Treatment Results: The patient's treatment began with lumbar rotational mobilizations and home exercises focusing on lower trunk rotation and left hip stretching, aimed at improving mobility and reducing pain. While the patient experienced brief pain relief, his overall condition remained unchanged, with persistent pain and restricted left hip mobility. Over the next month and five therapy visits, his symptoms worsened, including increased pain, reduced sitting tolerance, and a more pronounced antalgic gait requiring the use of a cane. Concerned about the patient's declining function and lack of response to conservative care, the physical therapist recommended a medical follow-up, leading to imaging and lab tests that revealed concerning abnormalities. Subsequent testing confirmed a diagnosis of metastatic small-cell lung cancer with extensive bone involvement, and the patient passed away five months later despite chemotherapy treatments.

Takeaways: This case underscores the importance of recognizing when a presentation extends beyond typical MSK patterns. Night pain, progressive symptoms, and a lack of response to conservative care were critical indicators for referral. While some of the patient's symptoms initially responded to treatment, clinical vigilance and the PT's responsibility to ensure appropriate care ultimately led to proper diagnosis and intervention.

Always Be Vigilant!

Differential diagnosis is a critical component of physical therapy practice, ensuring that patients receive appropriate care and that serious conditions are not overlooked. As physical therapists, we have a responsibility to recognize when a patient’s presentation extends beyond typical musculoskeletal patterns and requires medical referral. The case study presented serves as a reminder that staying vigilant, especially when symptoms do not respond as expected, can make a significant difference in a patient’s health outcomes. Prioritizing thorough patient history, screening for red flags, and understanding both MSK and systemic presentations helps us better serve our patients. Let’s continue to refine our skills and ensure we’re providing the highest standard of care.

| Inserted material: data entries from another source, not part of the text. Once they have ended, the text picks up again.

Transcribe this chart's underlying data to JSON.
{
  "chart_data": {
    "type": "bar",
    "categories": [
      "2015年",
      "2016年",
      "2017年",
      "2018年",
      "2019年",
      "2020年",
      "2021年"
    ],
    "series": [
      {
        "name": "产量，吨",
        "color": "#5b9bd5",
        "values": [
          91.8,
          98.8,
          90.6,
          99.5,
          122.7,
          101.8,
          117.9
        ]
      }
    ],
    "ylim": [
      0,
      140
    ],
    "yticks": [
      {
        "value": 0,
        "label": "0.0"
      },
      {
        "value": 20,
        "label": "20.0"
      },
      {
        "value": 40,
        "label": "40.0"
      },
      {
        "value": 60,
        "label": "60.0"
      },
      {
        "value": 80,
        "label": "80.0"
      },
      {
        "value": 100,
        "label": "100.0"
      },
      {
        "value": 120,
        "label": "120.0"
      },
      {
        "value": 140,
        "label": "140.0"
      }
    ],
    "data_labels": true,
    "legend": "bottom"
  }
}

What red flags stood out most to you in this case? How would you approach a similar scenario in your clinical practice, and what systemic conditions might you suspect? Share your thoughts and experiences in the comments below—your insights can help the entire community grow!

References:

  1. Heick LJ. Differential Diagnosis for Physical Therapists: Screening for Referral. 7th ed. Elsevier; 2023.

  2. Ross MD, Bayer E. Cancer as a cause of low back pain in a patient seen in a direct access physical therapy setting. J Orthop Sports Phys Ther. 2005;35(10):651-658. doi:10.2519/jospt.2005.35.10.651

Disclaimer:

I am a current Doctor of Physical Therapy (DPT) student sharing information based on my formal education and independent studies. The content presented in this newsletter is intended for informational and educational purposes only and should not be considered professional medical advice. While I strive to provide accurate and up-to-date information, my knowledge is based on my current academic and clinical rotations and ongoing learning, not extensive clinical practice.